I am not "comforted" by President Bush's statement that "the instructions went out to our people to adhere to the law" regarding treatment of prisoners [news story, June 11]. That is especially the case when I hear that the Justice Department has produced a 50-page memorandum construing that law so as to rank executive prerogative ahead of the Geneva Conventions to permit torture, maybe to the point just short of death, permanent injury or organ failure.
Torture was wrong when people inflicted it in the Inquisition, it was wrong when Adolf Hitler authorized it, it was wrong when Saddam Hussein authorized it, and it is wrong when the United States authorizes or tolerates it -- even if we "torture" the law into some pretense of allowing or tolerating torture.

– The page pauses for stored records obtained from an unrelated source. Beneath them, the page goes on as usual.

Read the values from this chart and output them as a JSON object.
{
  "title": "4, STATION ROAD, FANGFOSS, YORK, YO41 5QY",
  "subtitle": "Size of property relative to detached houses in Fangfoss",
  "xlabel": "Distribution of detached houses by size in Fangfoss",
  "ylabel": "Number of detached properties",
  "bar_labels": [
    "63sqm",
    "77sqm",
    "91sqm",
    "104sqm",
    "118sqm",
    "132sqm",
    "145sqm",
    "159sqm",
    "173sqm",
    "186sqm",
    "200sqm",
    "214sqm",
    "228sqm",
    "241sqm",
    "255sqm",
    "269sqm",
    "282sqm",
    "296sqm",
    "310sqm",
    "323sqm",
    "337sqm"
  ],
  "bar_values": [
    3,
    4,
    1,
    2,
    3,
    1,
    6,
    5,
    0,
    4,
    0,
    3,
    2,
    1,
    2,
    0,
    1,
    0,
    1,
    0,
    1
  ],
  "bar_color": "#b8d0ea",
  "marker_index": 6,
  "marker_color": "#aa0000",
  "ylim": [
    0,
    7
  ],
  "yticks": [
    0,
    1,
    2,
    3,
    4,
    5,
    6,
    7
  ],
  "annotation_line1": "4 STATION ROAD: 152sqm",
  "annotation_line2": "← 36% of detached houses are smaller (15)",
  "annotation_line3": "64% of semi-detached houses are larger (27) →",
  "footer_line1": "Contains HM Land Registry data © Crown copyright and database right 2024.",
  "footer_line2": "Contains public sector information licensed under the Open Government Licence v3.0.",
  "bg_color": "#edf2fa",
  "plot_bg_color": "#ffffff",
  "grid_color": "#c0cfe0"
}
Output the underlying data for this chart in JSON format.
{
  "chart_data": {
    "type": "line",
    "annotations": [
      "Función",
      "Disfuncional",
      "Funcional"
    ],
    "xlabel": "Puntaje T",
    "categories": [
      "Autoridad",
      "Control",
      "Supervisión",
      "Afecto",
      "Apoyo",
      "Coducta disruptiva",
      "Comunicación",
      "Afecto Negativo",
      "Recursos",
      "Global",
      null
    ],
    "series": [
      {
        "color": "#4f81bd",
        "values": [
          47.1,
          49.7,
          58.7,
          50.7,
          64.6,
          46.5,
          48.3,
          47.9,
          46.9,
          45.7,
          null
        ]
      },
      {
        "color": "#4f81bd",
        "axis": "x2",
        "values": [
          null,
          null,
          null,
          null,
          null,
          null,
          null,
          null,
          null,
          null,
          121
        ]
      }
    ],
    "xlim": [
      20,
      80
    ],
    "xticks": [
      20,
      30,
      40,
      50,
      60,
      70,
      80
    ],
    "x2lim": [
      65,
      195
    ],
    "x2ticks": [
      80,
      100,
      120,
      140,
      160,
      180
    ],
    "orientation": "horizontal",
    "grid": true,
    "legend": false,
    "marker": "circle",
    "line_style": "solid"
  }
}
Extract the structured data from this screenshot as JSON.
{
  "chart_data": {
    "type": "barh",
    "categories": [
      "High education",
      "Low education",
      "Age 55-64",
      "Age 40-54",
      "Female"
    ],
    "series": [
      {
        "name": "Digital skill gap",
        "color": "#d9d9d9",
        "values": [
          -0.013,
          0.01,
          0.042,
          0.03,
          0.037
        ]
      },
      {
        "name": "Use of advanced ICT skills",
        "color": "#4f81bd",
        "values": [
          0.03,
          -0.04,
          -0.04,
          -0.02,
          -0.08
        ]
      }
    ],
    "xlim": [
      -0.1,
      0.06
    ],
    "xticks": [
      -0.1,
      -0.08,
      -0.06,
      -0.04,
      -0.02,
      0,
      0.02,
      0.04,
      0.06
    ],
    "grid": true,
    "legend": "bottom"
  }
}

The outrage of Sept. 11, 2001, does not authorize the outrage of torture.
I would be more comforted by an instruction that "no soldier or contractor or agent of the United States will torture a captive in our control."
ROBERT M. SPILLER JR.
Doug Santo [letters, June 11] posed hypothetical questions to argue that in some cases torture is justified. Here's a question to counter that:
What if an individual admitted to being an al Qaeda operative only as a result of torture or the threat of torture? Would that be the "green light" for more torture?
From news reports, most of the prisoners we are holding in Iraq do not appear to be "extraordinary"; only the application of torture is.